Due verità quindi: l’una razionale, relativa,  l’altra sentimentale, assoluta, prevalenti ora l’una, ora l’altra a seconda della personalità del soggetto: chi fermamente crede nella assoluta validità della scienza,  fino ad escluderne  un  postulato  sentimentale, fino addirittura ad una disumanizzazione dei risultati scientifici; chi invece si estranea dall’ambiente che lo circonda, dal mondo, per concentrarsi in una passione di amorosi sensi verso il sacro,  l’intangibile, il puro, l’eterno, il mistico, lo spirituale.

Personalmente mi trovo quasi nel mezzo, ma con un leggero spostamento verso il razionale. Una vita da ricercatore di verità scientifiche ha costruito in me una forte base di razionalità e di logica. Consapevole tuttavia della triplice formazione dell’uomo in sensi, spirito e ragione, pur esaltando la mia ragione, non  posso ignorare la mia parte sensibile e la mia anima. Mi completo allora nella consapevolezza di una razionale realtà ma anche nel godimento di spirituali sensazioni di perfezione, di eternità.  Ignoro se questi esistono al di fuori della mente dell’uomo in una effettiva ed affettiva raffigurazione divina di una Sacra Famiglia,  di un Dio Creatore. Le ritengo immagini di perfezione a cui aspirare, nello stesso tempo mete idealizzate a cui tendere nella propria soddisfazione di uomo giusto, equilibrato nel proprio comportamento etico e felice nella consapevolezza di una propria legge morale. Un uomo che spera e  crede di avere vissuto la propria vita cercando di non essere un ipocrita.
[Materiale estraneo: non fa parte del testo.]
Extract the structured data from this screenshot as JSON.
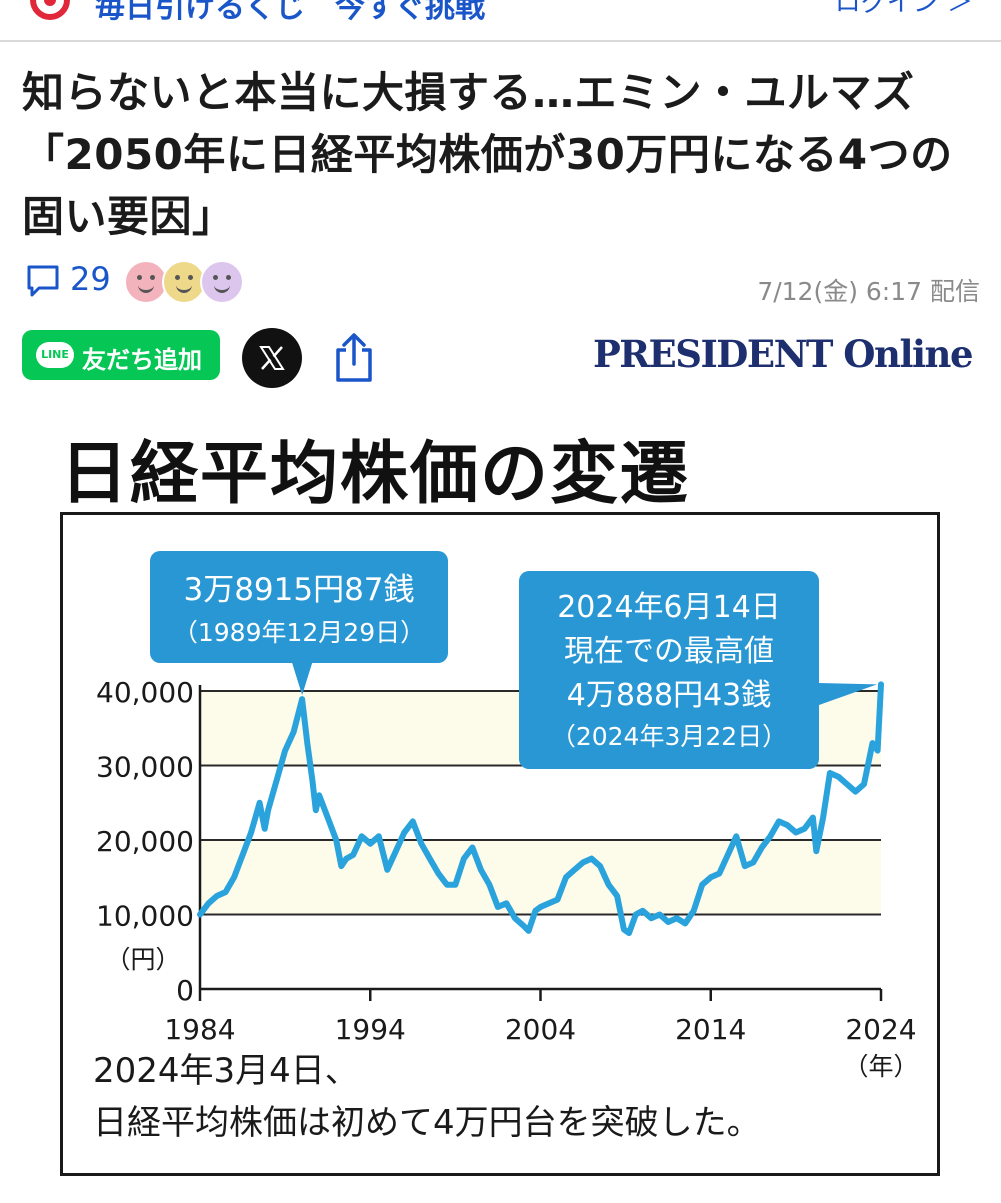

La filosofia che non è  altro che curiosità, desiderio di conoscenza, si immerge voluttuosamente nel mare magnum delle verità relative ed assolute, intendendo per conoscenza non solo sapere, conoscere, ma soprattutto capire, intelligere, compenetrare, conquistare, far propria, insomma giungere a:     

“M’ILLUMINO D’IMMENSO”

Giuseppe Ungaretti.

 

E’ solo allora che si è raggiunta la verità, la luce, l’illuminazione del nostro sapere. Un sapere ancora parziale, relativo ma vero se compenetrato, capito, fatto proprio.

Piccoli passi nella conoscenza di una verità relativa, parziale, cioè un quid infinitesimale rispetto alla verità assoluta, quella dei massimi sistemi, universale, infinita. E’ questa la conoscenza che ci manca e poiché infinita non riusciremo mai a compenetrare se non a piccoli, minuscoli, periferici morsi di sapere.

La verità relativa,  per noi esseri umani, esiste solo a piccole, minuscole, faticose, relative porzioni,  alle quali aspiriamo con il desiderio e la voluttà della conquista. L’altra la verità assoluta è per noi umani, ignota, inesplorata, infinita,  imperscrutabile, solo adombrabile, ma  proprio per questo furiosamente agognata.